DEVLET ÜZERİNE (XVI)- ‘DEVLET-ULUS’UN SONU

DEVLET ÜZERİNE (XVI)- ‘DEVLET-ULUS’UN SONU

İletigönderen Habip Hamza Erdem » Pzt Kas 09, 2015 21:39

DEVLET ÜZERİNE (XVI)- ‘DEVLET-ULUS’UN SONU
Herhangi bir ‘tipleştirme’ çabamız olmasa da, ‘Ademi merkeziyetçilik’te ‘Fransa’ya özgü’ (à la française) tarihsel bir ‘deneyim’den sözedilebileceğini ileri sürebiliriz.
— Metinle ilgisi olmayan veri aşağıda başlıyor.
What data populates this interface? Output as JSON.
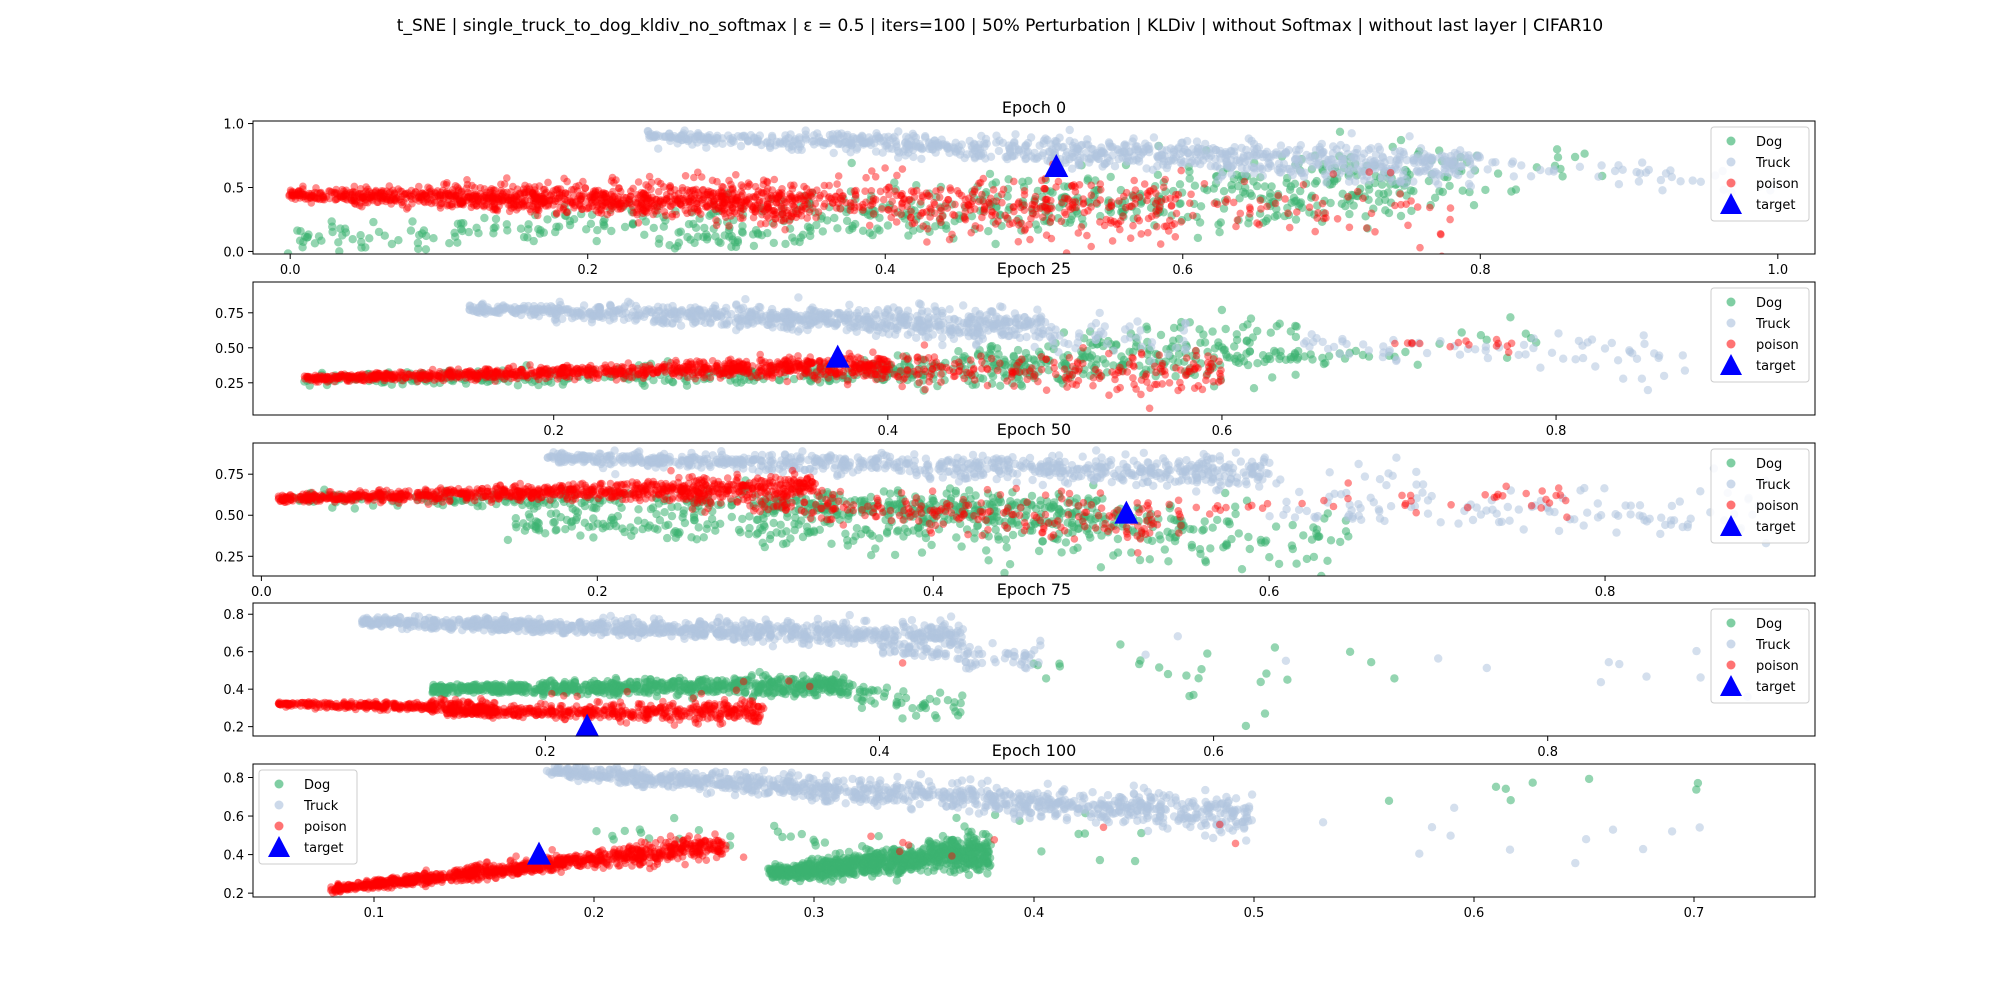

Öyle ki, bu ‘deneyim’in Avrupa’nın en son ‘biçimleniş’inde bile yeri olduğu söylenmektedir.
Ne var ki, 1997 yılında, ‘Avrupa Sözleşmesi’nin Bölgesel Özerklik’ raportörü Alman Peter Rabe, ‘Fransız Deneyimi’nde gördüğü ‘Ademi merkeziyetçilik’ özelliklerini, ‘Devlet-Ulus’un zayıflıkları olarak niteleyerek, ‘Avrupa Birliği’nin oluşumu için ‘sağlam dayanak’lar olarak ileri sürmüştür (1).
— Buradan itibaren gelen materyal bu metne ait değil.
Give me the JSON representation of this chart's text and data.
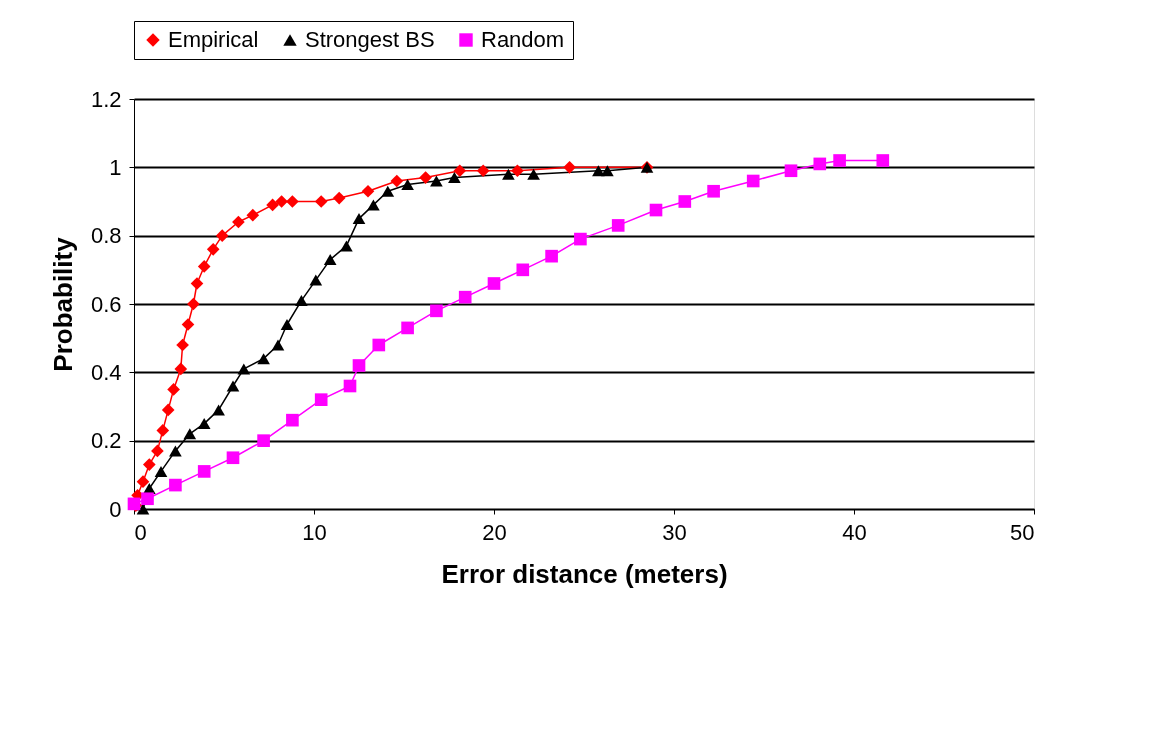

Kuşkusuz ilerledikçe görülecektir, ancak, baştan söylemek gerekirse, ‘Avrupa Birliği’nin kuruluşunda görev alan, bu tür, yüksek ya da alçak ‘teknokrat’ların çoğunun, hangi unvanı taşırlarsa taşısınlar, ‘yükseklik’leri, tarihsel olarak ‘çok kısa’ denilebilecek bir zaman diliminde tartışılır duruma düşmüştür.
Devlet-Ulus’un Zayıflıkları
Küreselleşme ile birlikte, ya da daha doğru bir biçimde, emperyalizmin dünya ekonomisini olduğu kadar insanlığın tüm moral, etik ve ideolojik yapısını ‘denetim’ altına almasıyla birlikte ; ‘devlet-ulus’lara gereksinme kalmayacağı ve dünyanın ‘tek elden’ yönetileceği bir ‘çağ’a girildiği öne sürüldü.
Öncelikle, yabancı dillerde ‘Devlet-Ulus’ olarak bilinen terimin, Türkçe’de, Türkçe olmayan bir deyişle ‘Ulus Devlet’ olarak yerleştiğini belirtelim.
İkinci olarak, bu ‘kökü dışarıda’ düşünce yanlıllarının, çeviri yaparken aynı zamanda ‘çarpıtma’ yaptıklarının da bilinmesinde yarar vardır. Sözgelimi, İngilizce ‘The Breaking of Nations’ başlıklı bir çalışma ‘Ulus Devletin Çöküşü’ olarak çevrilebilmektedir.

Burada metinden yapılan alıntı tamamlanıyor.